Bollocks to South Park. Family Guy and almost any show on Adult Swim run rings around it any day of the week.
I'm not a Libertarian, any more than I'm a Democrat or Republican or Marxist. Candidates should be chosen on what they believe, not whose collective ass they kiss.
If you can't see the contradiction inherent in that statement, perhaps America is getting dumber. What good are a candidate's 'beliefs' if all their actions in office are going to depend on pleasing the party/base that elected them? And don't think that there is any other possibility - given the structure of our electoral politics, the best you could hope for is that if they get re-elected they MIGHT defy party orthodoxy in the last couple of years of their second term (this is what Bush did with immigration, for all the good that did).
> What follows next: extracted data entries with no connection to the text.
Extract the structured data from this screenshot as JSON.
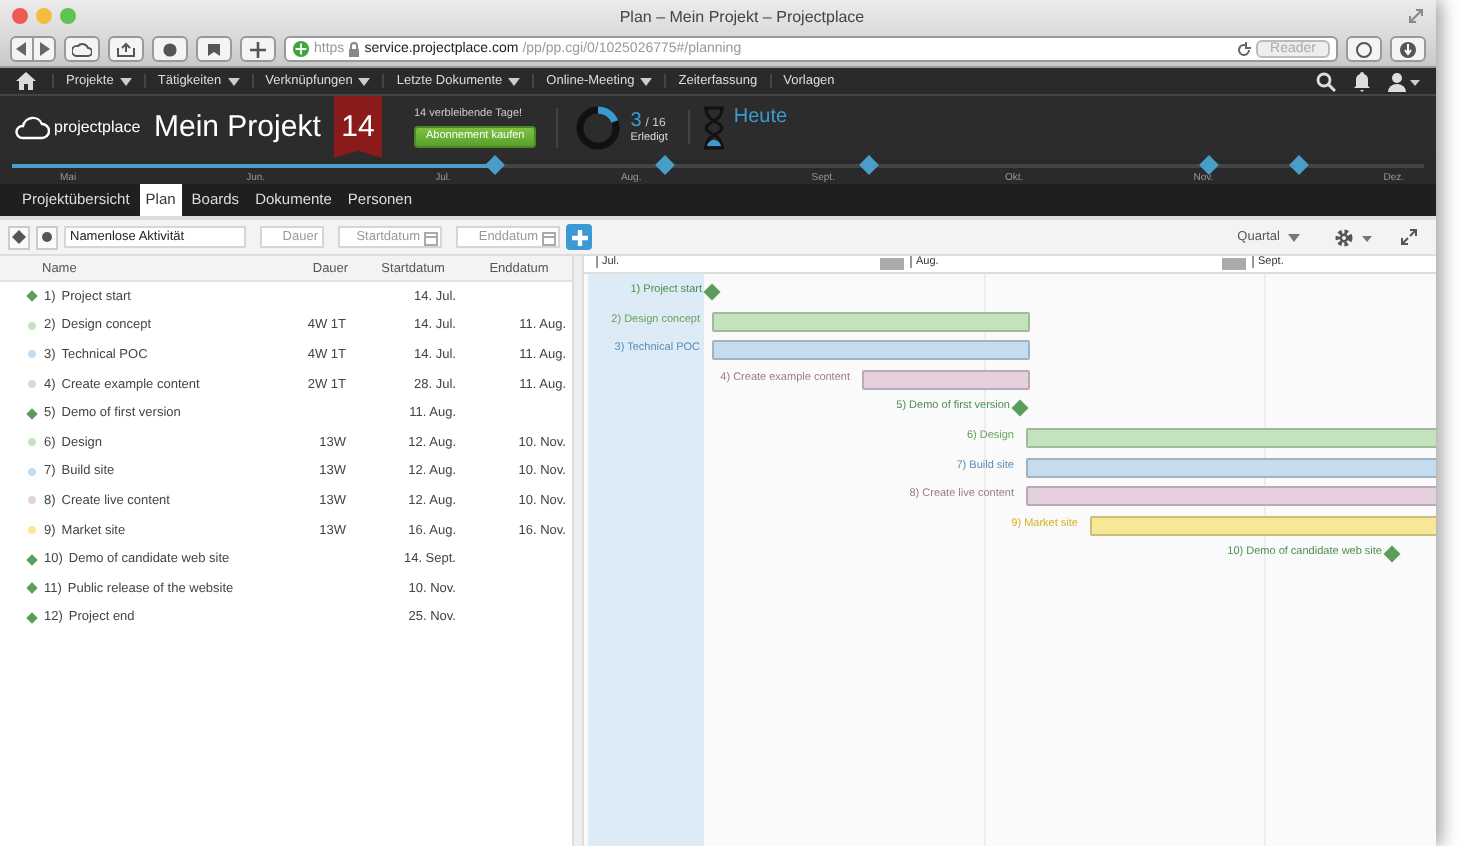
{
  "window": {
    "title": "Plan – Mein Projekt – Projectplace"
  },
  "browser": {
    "url_scheme": "https",
    "url_host": "service.projectplace.com",
    "url_path": "/pp/pp.cgi/0/1025026775#/planning",
    "reader": "Reader"
  },
  "nav": [
    {
      "label": "Projekte",
      "has_menu": true
    },
    {
      "label": "Tätigkeiten",
      "has_menu": true
    },
    {
      "label": "Verknüpfungen",
      "has_menu": true
    },
    {
      "label": "Letzte Dokumente",
      "has_menu": true
    },
    {
      "label": "Online-Meeting",
      "has_menu": true
    },
    {
      "label": "Zeiterfassung",
      "has_menu": false
    },
    {
      "label": "Vorlagen",
      "has_menu": false
    }
  ],
  "header": {
    "logo": "projectplace",
    "project": "Mein Projekt",
    "days_badge": "14",
    "trial_text": "14 verbleibende Tage!",
    "buy_button": "Abonnement kaufen",
    "done_count": "3",
    "total": "/ 16",
    "done_label": "Erledigt",
    "today": "Heute"
  },
  "timeline": {
    "level": 0.34,
    "months": [
      "Mai",
      "Jun.",
      "Jul.",
      "Aug.",
      "Sept.",
      "Okt.",
      "Nov.",
      "Dez."
    ]
  },
  "tabs": [
    {
      "label": "Projektübersicht",
      "selected": false
    },
    {
      "label": "Plan",
      "selected": true
    },
    {
      "label": "Boards",
      "selected": false
    },
    {
      "label": "Dokumente",
      "selected": false
    },
    {
      "label": "Personen",
      "selected": false
    }
  ],
  "toolbar": {
    "name_value": "Namenlose Aktivität",
    "duration_placeholder": "Dauer",
    "start_placeholder": "Startdatum",
    "end_placeholder": "Enddatum",
    "view": "Quartal"
  },
  "table": {
    "columns": [
      "Name",
      "Dauer",
      "Startdatum",
      "Enddatum"
    ],
    "rows": [
      {
        "number": "1)",
        "name": "Project start",
        "start": "14. Jul.",
        "kind": "milestone",
        "color": "#5a9e5a"
      },
      {
        "number": "2)",
        "name": "Design concept",
        "duration": "4W 1T",
        "start": "14. Jul.",
        "end": "11. Aug.",
        "kind": "task",
        "color": "#c4e3bd"
      },
      {
        "number": "3)",
        "name": "Technical POC",
        "duration": "4W 1T",
        "start": "14. Jul.",
        "end": "11. Aug.",
        "kind": "task",
        "color": "#c5dbee"
      },
      {
        "number": "4)",
        "name": "Create example content",
        "duration": "2W 1T",
        "start": "28. Jul.",
        "end": "11. Aug.",
        "kind": "task",
        "color": "#e5d1de"
      },
      {
        "number": "5)",
        "name": "Demo of first version",
        "start": "11. Aug.",
        "kind": "milestone",
        "color": "#5a9e5a"
      },
      {
        "number": "6)",
        "name": "Design",
        "duration": "13W",
        "start": "12. Aug.",
        "end": "10. Nov.",
        "kind": "task",
        "color": "#c4e3bd"
      },
      {
        "number": "7)",
        "name": "Build site",
        "duration": "13W",
        "start": "12. Aug.",
        "end": "10. Nov.",
        "kind": "task",
        "color": "#c5dbee"
      },
      {
        "number": "8)",
        "name": "Create live content",
        "duration": "13W",
        "start": "12. Aug.",
        "end": "10. Nov.",
        "kind": "task",
        "color": "#e5d1de"
      },
      {
        "number": "9)",
        "name": "Market site",
        "duration": "13W",
        "start": "16. Aug.",
        "end": "16. Nov.",
        "kind": "task",
        "color": "#f6e896"
      },
      {
        "number": "10)",
        "name": "Demo of candidate web site",
        "start": "14. Sept.",
        "kind": "milestone",
        "color": "#5a9e5a"
      },
      {
        "number": "11)",
        "name": "Public release of the website",
        "start": "10. Nov.",
        "kind": "milestone",
        "color": "#5a9e5a"
      },
      {
        "number": "12)",
        "name": "Project end",
        "start": "25. Nov.",
        "kind": "milestone",
        "color": "#5a9e5a"
      }
    ]
  },
  "gantt": {
    "months": [
      "Jul.",
      "Aug.",
      "Sept."
    ],
    "items": [
      {
        "label": "1) Project start"
      },
      {
        "label": "2) Design concept"
      },
      {
        "label": "3) Technical POC"
      },
      {
        "label": "4) Create example content"
      },
      {
        "label": "5) Demo of first version"
      },
      {
        "label": "6) Design"
      },
      {
        "label": "7) Build site"
      },
      {
        "label": "8) Create live content"
      },
      {
        "label": "9) Market site"
      },
      {
        "label": "10) Demo of candidate web site"
      }
    ]
  }
}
But hey, if you want to keep posturing and patting yourself on the back for being so cool and above it all, be my guest. The rest of us have actually, you know, given the matter some thought and grudgingly picked a side.
You both sound like the type of people who are convinced that anything made since the "Golden Age" of Hollywood is utter rubbish. It is understandable to be bitter when you realize that the world has passed you by, but to the rest of us it seems kind of pathetic.
It always baffles me that, given the plethora and variety of programming these days, anyone can make blanket statements like "TV is garbage" when it is impossible to be knowledgeable about even half the stuff that's on. But I'll give you some counterexamples. At least half of the stuff on Adult Swim is brilliant (especially Aqua Teen, Metalocalypse, and Harvey Birdman), though I'm sure the pre-irony generation will dismiss it as trash because it flies way over their heads. Family Guy and Futurama are probably the most clever shows on TV - instead of dwelling on a single point like South Park does, they rattle off references and brutally incisive humor without even pausing long enough to care if the audience 'gets it' or not (Drawn Together would also have gone into this category before its recent cancellation). I have not seen The Wire, but from what I've heard it's absolutely amazing. HBO series like Rome have also received praise, and they recently optioned George R.R. Martin's "A Song of Ice and Fire" for a series as well. And of course no list would be complete without Stewart and Colbert.
I don't know how much spare time you have if this isn't enough for you. It's certainly more than I can keep up with.